The US, too, is a nation of immigrants, but American novelists do not bang on so about their heritage and antecedents.

Fully wound up now, she delivered the coup de grace, suggesting that mediocre writers of "unbelievably dreadful" novels benefit by being Canadian:

It seems in Canada that you only have to write a novel to get grants from the Canada Council for the Arts and from your provincial Arts Council, who are also thanked. Complaints were once voiced that most shortlisted Giller novels emanated from just three big-name publishers, all owned by Bertelsmann, and that virtually every winner lived in the Toronto area. Now, many of the submitted authors, and their rugged subject matter, hail from Saskatchewan, Manitoba, Nova Scotia, Newfoundland. That's maybe because small publishers too are now subsidised, and they proliferate. If you want to get your novel published, be Canadian.

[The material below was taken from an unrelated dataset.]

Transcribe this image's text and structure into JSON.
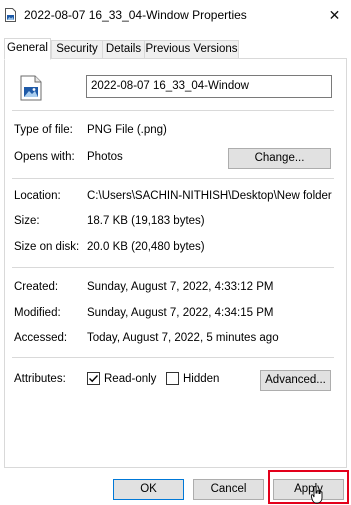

There are probably people here who agree with Glendinning in whole or in part, and there are undoubtedly people who will be royally pissed by her opinions and accuse her of snobbery and condescension. Some may also question the propriety of a jury member going public with her thoughts about the entries while the judging process is (presumably) still going on.

What strikes me, though, is that this is exactly what Rabinovitch asked for when he opened up his juries to non-Canadians -- a little bit of foreign perspective, critical or otherwise, on Canada's insular publishing industry.